Quinto lungometraggio di finzione di Julian Schnabel, At Eternity’s Gate segna il ritorno del regista e pittore al biopic dopo Basquiat. La sua scelta questa volta cade su Vincent Van Gogh, mai come in questo periodo soggetto molto gradito dalla settima arte. Difficile, quindi, affrontare un argomento così dibattuto andando a cogliere particolari inediti della vita del pittore.
Schnabel, proprio per questo motivo, decide di fare della sua versione non tanto un racconto biografico quanto un omaggio alla funzione eternatrice dell’arte e all’importanza del ruolo dell’artista.
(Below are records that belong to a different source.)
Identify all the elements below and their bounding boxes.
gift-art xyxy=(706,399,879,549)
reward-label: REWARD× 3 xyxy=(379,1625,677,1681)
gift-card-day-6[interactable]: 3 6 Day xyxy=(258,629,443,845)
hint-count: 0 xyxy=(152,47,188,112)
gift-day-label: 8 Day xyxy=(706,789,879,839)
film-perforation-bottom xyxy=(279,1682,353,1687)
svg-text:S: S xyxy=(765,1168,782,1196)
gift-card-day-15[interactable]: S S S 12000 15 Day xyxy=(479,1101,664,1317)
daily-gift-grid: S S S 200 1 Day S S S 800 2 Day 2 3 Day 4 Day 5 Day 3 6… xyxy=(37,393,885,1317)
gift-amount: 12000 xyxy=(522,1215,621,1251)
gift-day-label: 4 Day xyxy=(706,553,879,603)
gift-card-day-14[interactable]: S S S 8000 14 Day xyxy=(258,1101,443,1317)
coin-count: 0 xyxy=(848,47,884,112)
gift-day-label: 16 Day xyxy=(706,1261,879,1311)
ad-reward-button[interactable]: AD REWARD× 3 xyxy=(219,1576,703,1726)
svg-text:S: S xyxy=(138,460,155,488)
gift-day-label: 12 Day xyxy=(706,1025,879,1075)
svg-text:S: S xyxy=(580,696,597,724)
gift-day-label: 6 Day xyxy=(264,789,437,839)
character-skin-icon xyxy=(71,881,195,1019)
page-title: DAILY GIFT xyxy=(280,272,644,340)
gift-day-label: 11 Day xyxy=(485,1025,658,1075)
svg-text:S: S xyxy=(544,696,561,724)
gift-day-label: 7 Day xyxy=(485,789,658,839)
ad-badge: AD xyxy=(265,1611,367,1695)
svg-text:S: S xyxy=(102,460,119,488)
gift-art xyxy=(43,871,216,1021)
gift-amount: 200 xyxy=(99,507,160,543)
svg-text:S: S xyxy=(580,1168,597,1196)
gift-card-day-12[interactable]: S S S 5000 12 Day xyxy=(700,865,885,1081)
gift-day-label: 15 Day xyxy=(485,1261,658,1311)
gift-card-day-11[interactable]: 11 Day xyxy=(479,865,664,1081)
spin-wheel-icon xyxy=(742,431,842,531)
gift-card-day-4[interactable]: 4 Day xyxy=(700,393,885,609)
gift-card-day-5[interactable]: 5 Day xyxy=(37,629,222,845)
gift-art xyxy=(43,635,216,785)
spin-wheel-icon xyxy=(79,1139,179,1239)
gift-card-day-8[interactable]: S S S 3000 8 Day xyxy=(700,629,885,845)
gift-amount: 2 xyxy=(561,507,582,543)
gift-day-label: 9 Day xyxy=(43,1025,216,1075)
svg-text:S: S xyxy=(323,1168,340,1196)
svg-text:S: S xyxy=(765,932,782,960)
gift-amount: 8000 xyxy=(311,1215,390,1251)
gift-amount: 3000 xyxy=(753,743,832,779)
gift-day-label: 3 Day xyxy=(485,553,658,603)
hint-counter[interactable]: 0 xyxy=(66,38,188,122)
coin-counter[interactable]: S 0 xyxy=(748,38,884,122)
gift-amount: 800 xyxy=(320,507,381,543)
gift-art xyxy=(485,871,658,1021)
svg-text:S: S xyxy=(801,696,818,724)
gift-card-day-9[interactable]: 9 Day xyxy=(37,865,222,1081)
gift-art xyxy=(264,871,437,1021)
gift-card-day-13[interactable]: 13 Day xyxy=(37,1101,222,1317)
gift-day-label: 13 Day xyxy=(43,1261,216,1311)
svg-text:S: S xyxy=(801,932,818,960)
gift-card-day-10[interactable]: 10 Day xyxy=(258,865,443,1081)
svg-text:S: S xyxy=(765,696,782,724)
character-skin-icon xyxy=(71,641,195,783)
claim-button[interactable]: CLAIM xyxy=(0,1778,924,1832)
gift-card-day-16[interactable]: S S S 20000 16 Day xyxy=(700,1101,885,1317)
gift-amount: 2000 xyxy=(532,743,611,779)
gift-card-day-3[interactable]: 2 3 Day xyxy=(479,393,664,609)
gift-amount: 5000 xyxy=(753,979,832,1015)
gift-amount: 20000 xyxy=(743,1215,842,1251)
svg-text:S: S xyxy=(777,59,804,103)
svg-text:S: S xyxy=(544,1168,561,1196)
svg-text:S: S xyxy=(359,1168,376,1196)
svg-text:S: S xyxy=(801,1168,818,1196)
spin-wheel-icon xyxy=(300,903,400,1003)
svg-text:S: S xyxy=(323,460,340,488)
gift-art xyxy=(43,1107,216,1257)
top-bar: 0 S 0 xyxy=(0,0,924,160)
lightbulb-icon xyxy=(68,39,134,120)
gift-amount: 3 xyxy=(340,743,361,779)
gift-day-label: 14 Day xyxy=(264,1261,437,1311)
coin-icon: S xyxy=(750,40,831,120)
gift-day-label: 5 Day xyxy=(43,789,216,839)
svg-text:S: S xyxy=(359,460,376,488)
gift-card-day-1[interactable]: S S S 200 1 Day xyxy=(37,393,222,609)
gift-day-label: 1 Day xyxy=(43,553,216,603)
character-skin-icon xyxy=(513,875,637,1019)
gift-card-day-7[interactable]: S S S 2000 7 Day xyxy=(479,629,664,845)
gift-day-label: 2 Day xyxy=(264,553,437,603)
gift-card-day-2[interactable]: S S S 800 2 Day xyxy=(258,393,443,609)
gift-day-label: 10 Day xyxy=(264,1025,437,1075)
È un Van Gogh alla ricerca del consenso quello magnificamente interpretato da Willem Dafoe, da sempre a suo agio nel vestire i panni di personaggi iconici e tormentati.
Schnabel lo segue da vicino, spesso sposa il punto di vista del pittore attraverso le soggettive che sono il suo marchio di fabbrica e si sofferma sui rapporti che hanno caratterizzato la sua vita, ovvero quelli con il fratello Theo e con Paul Gauguin.
Il regista newyorchese vuole fare del suo film un’opera d’arte, sottolineando i momenti di estasi paesaggistica con un piano in sottofondo e muovendosi sinuosamente con la macchina da presa. Questa idea di cinema non si sposa alla perfezione, però, con la messa in scena dei demoni interiori di Van Gogh e, proprio per questo motivo, At Eternity’s Gate appare troppo sbilanciato, poco coinvolgente a livello emotivo e, a tratti, sconnesso.
In diversi momenti, gli eccessi formali finiscono col fagocitare il film, impegnato più a piacere che a coinvolgere. Ci sono degli sprazzi di grande cinema, soprattutto negli scambi tra l’artista e Gauguin. Nel complesso, l’operazione sembra però un po’ programmatica, di difficile lettura. Il film di Schnabel è come un quadro ben dipinto che non sa emozionare.